The conference committee addressing HR4173 – Wall Street Reform has agreed to a licensing exemption for those who do limited seller financing. Our goal when we went to Capitol Hill had been to keep the 5 transactions per year exemption in current NC law. That did not happen, however, a compromise led to 3 seller financings allowed per 12 months. This is a HUGE improvement over the one per 36 months in the original proposed bill!
As worded now, a private seller, trust or estate can provide seller financing 3 times per 12 months without licensing. Contractors do not qualify for this exemption as they were the target of the legislation in the first place. Those in the “business” of contracting must get licensed to offer seller financing at all.
The changes still have to be approved by the Senate and passed into law, but it has passed the House.
Thank you to NAR for stepping up and standing with investors on this issue. The NC Association of Realtors championed this issue with the National Real Estate Investors group and played a huge role in putting this on Congress’ agenda and keeping it on their minds.
The NAR lobbyists stated that they used the 5000+ investor comments to HUD as evidence of the need for this change as they met with legislators.
Following is an article from the Wall Street Journal
June 23, 2010, 5:05 PM ET
Realtors Score a Win on Seller Financing
Jessica Holzer reports from Washington:
Most people write a check to a lender or mortgage servicer when they want to pay their mortgage.
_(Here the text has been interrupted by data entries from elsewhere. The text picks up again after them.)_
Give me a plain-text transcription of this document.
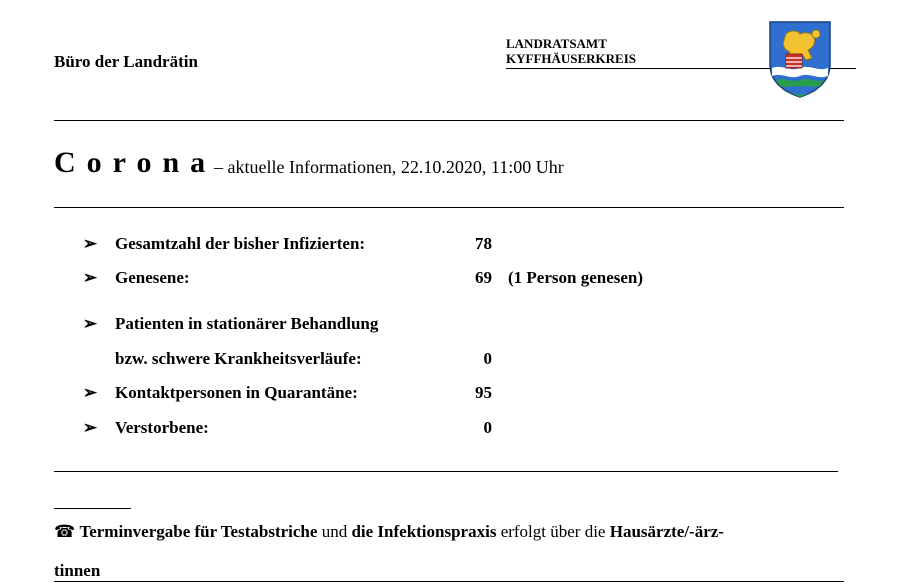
Büro der Landrätin
LANDRATSAMT
KYFFHÄUSERKREIS
Corona
– aktuelle Informationen, 22.10.2020, 11:00 Uhr
➢ Gesamtzahl der bisher Infizierten:	78
➢ Genesene:	69 (1 Person genesen)
➢ Patienten in stationärer Behandlung
bzw. schwere Krankheitsverläufe:	0
➢ Kontaktpersonen in Quarantäne:	95
➢ Verstorbene:	0
☎ Terminvergabe für Testabstriche und die Infektionspraxis erfolgt über die Hausärzte/-ärz-
tinnen
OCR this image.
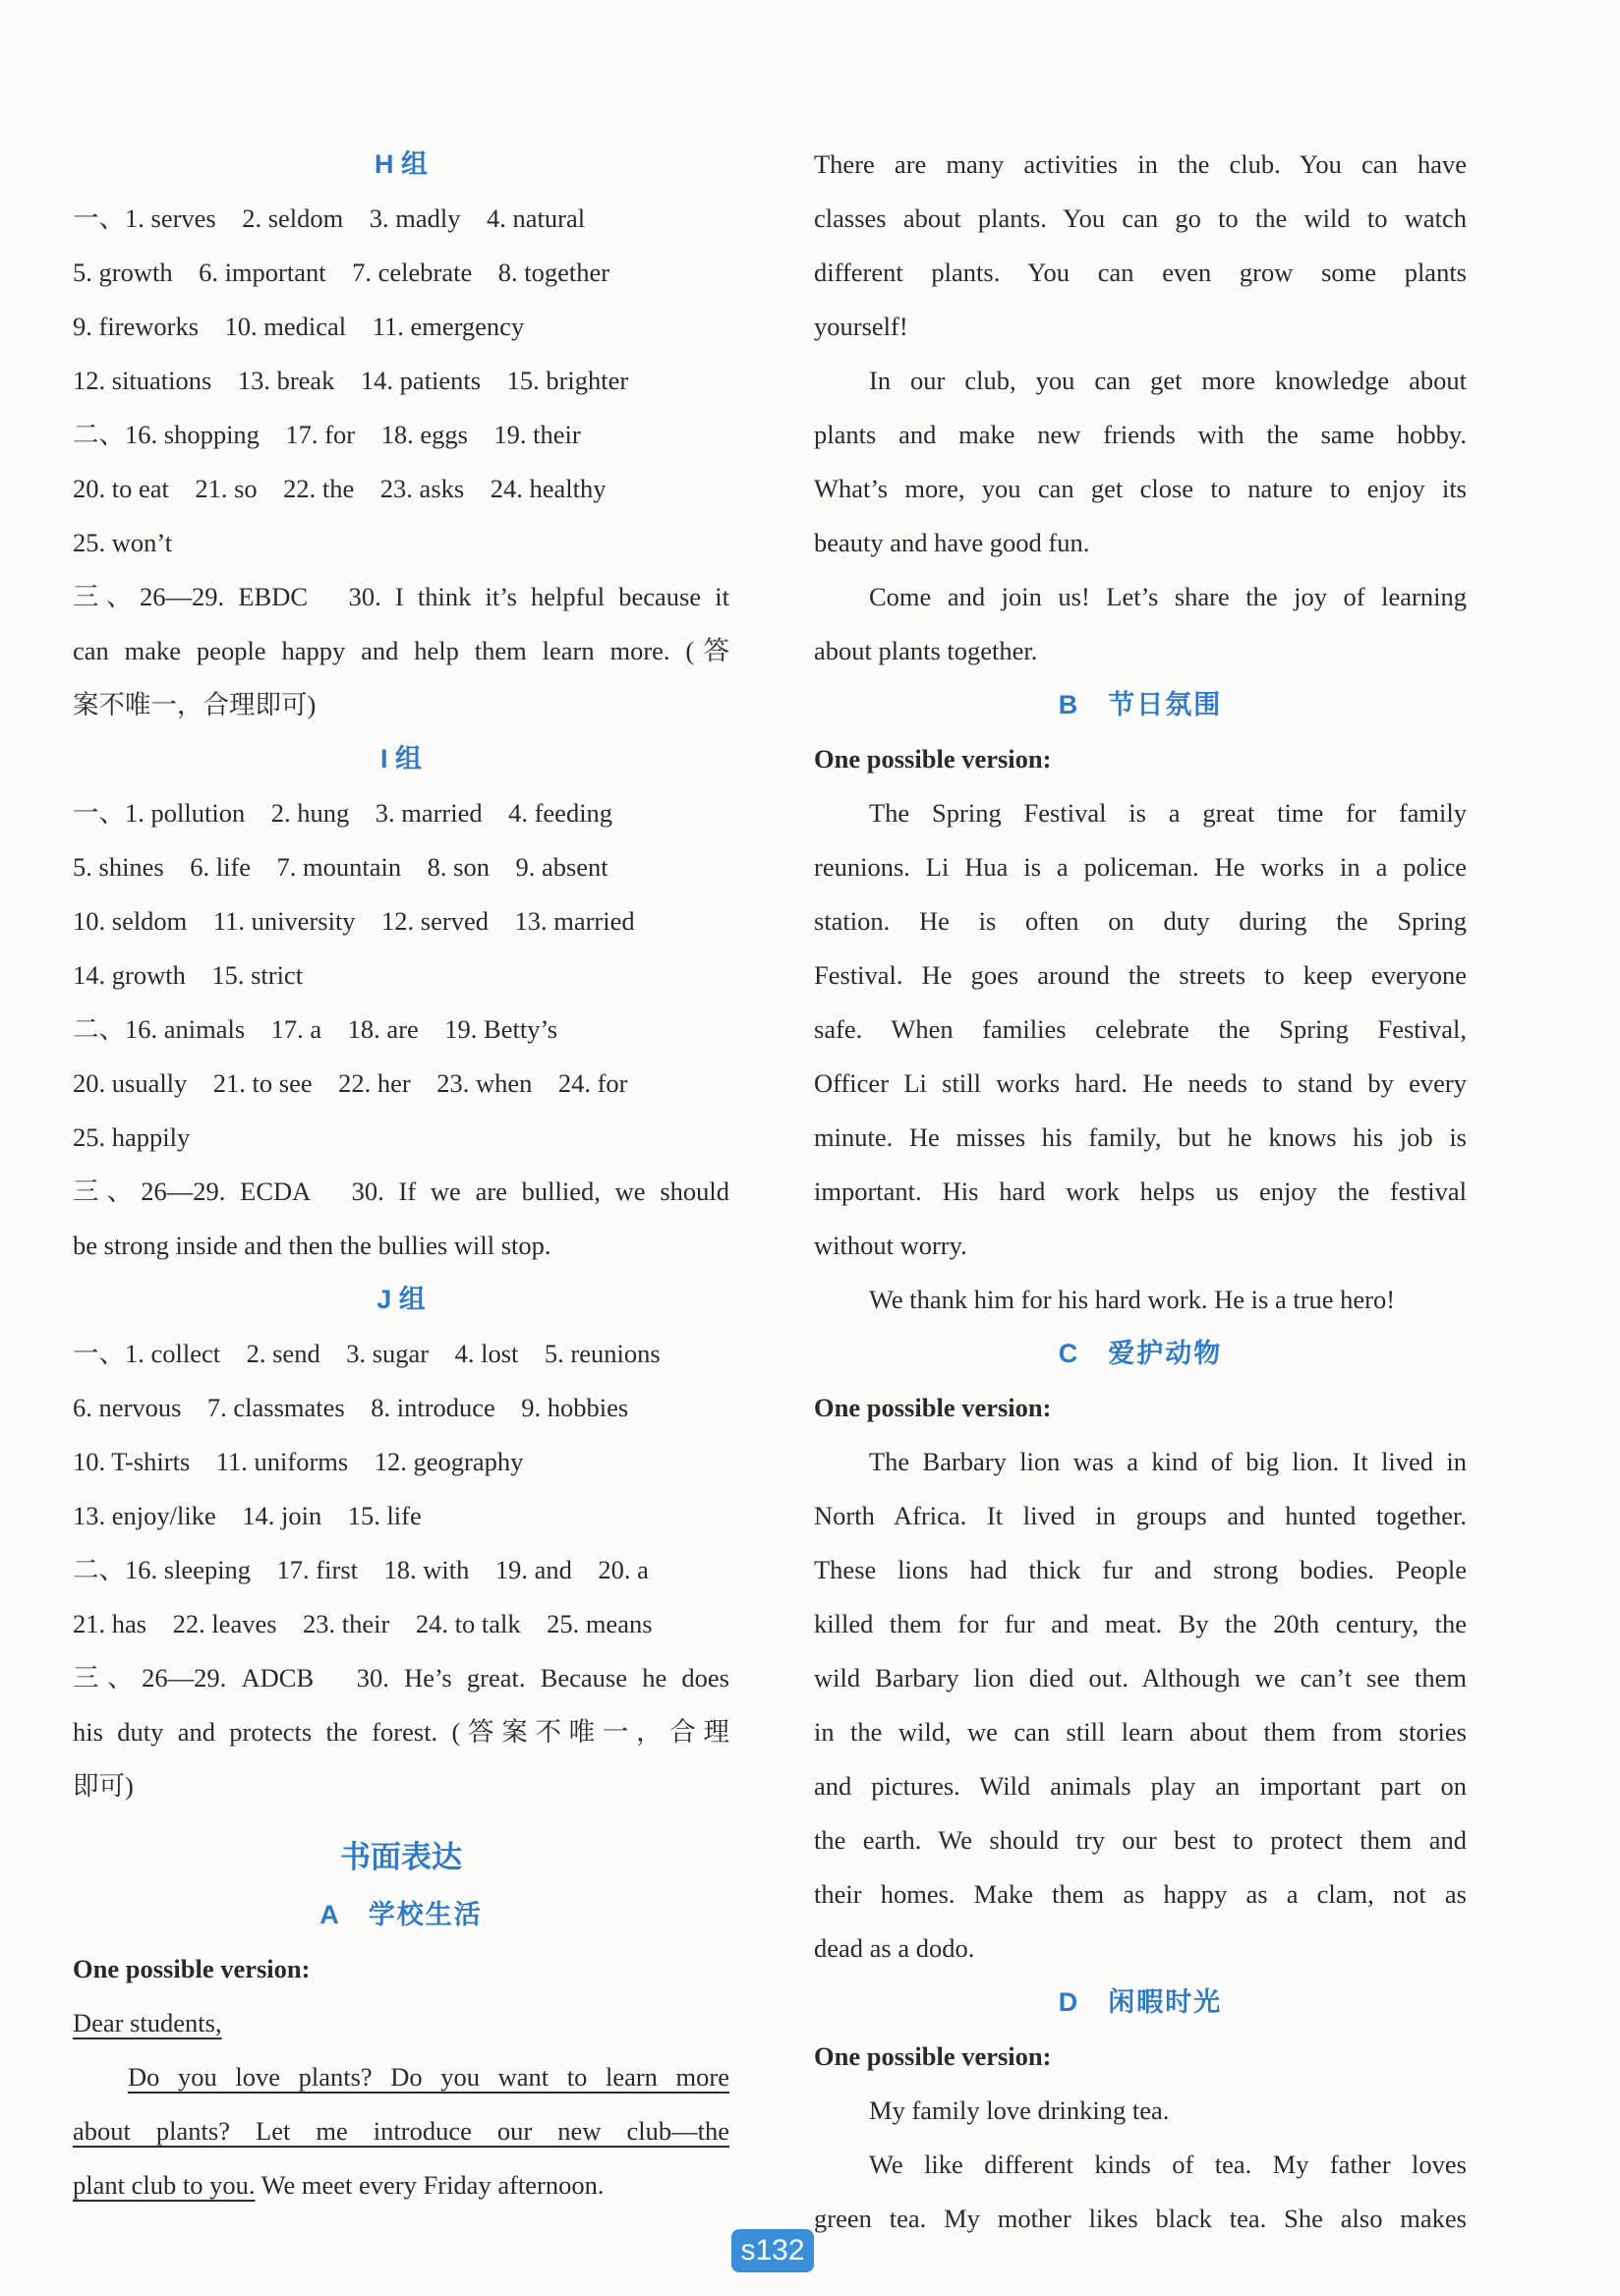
H 组
一、1. serves　2. seldom　3. madly　4. natural
5. growth　6. important　7. celebrate　8. together
9. fireworks　10. medical　11. emergency
12. situations　13. break　14. patients　15. brighter
二、16. shopping　17. for　18. eggs　19. their
20. to eat　21. so　22. the　23. asks　24. healthy
25. won’t
三、26—29. EBDC　30. I think it’s helpful because it
can make people happy and help them learn more. (答
案不唯一，合理即可)
I 组
一、1. pollution　2. hung　3. married　4. feeding
5. shines　6. life　7. mountain　8. son　9. absent
10. seldom　11. university　12. served　13. married
14. growth　15. strict
二、16. animals　17. a　18. are　19. Betty’s
20. usually　21. to see　22. her　23. when　24. for
25. happily
三、26—29. ECDA　30. If we are bullied, we should
be strong inside and then the bullies will stop.
J 组
一、1. collect　2. send　3. sugar　4. lost　5. reunions
6. nervous　7. classmates　8. introduce　9. hobbies
10. T-shirts　11. uniforms　12. geography
13. enjoy/like　14. join　15. life
二、16. sleeping　17. first　18. with　19. and　20. a
21. has　22. leaves　23. their　24. to talk　25. means
三、26—29. ADCB　30. He’s great. Because he does
his duty and protects the forest. (答案不唯一，合理
即可)
书面表达
A　学校生活
One possible version:
Dear students,
Do you love plants? Do you want to learn more
about plants? Let me introduce our new club—the
plant club to you. We meet every Friday afternoon.
There are many activities in the club. You can have
classes about plants. You can go to the wild to watch
different plants. You can even grow some plants
yourself!
In our club, you can get more knowledge about
plants and make new friends with the same hobby.
What’s more, you can get close to nature to enjoy its
beauty and have good fun.
Come and join us! Let’s share the joy of learning
about plants together.
B　节日氛围
One possible version:
The Spring Festival is a great time for family
reunions. Li Hua is a policeman. He works in a police
station. He is often on duty during the Spring
Festival. He goes around the streets to keep everyone
safe. When families celebrate the Spring Festival,
Officer Li still works hard. He needs to stand by every
minute. He misses his family, but he knows his job is
important. His hard work helps us enjoy the festival
without worry.
We thank him for his hard work. He is a true hero!
C　爱护动物
One possible version:
The Barbary lion was a kind of big lion. It lived in
North Africa. It lived in groups and hunted together.
These lions had thick fur and strong bodies. People
killed them for fur and meat. By the 20th century, the
wild Barbary lion died out. Although we can’t see them
in the wild, we can still learn about them from stories
and pictures. Wild animals play an important part on
the earth. We should try our best to protect them and
their homes. Make them as happy as a clam, not as
dead as a dodo.
D　闲暇时光
One possible version:
My family love drinking tea.
We like different kinds of tea. My father loves
green tea. My mother likes black tea. She also makes
s132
A tiny minority of borrowers, however, make their monthly payment directly to the person who sold them their home.
A “seller carry-back, ” in industry jargon, may be an unusual way to finance a home sale, but it accounts for enough transactions that the National Association of Realtors lobbied to kill a provision in the financial-overhaul bill pending in Congress that would have put curbs on the practice. The lobbying, for the most part, paid off. The House-passed version of the bill would have required people to register as mortgage originators if, more than once over a three-year period, they finance a sale of property they own. The provision was written into the bill out of concern that unscrupulous businesses would try to get around new tough lending rules by financing real estate transactions themselves.
But this week, Sen. Christopher Dodd (D., Conn.) and Rep. Barney Frank (D., Mass.), who are the lead House and Senate negotiators working to finish the financial-overhaul legislation, agreed to relax the limitation on seller financing to three properties in one year. While short of the full exclusion that Realtors were looking for, the new language makes it much easier for seller-financers to avoid registering as mortgage originators.
“We applaud Mr. Frank for a proposing a way to allow sound real estate transactions to come to closing, ” Lucien Salvant, NAR managing director of public affairs, said in an email.
Seller carry-backs, always rare, typically become more popular in tight credit markets when property owners may have difficulty finding a buyer who has access to a conventional loan. Instead of receiving the purchase price in a lump sum, the payments are strung out to the home seller over years.
According to a survey of their members by the California Association of Realtors, seller financing accounted for 1.3% of sales in that state last year, up from just 0.4% of sales in 2007. In 2008, they accounted for 1% of California home sales, the group says. Mr. Salvant argued that seller financing often makes sense for real estate transactions in rural areas where mortgage credit is scarce.
The change must still be agreed to formally by the Senate lawmakers on the conference committee finalizing the financial-overhaul bill.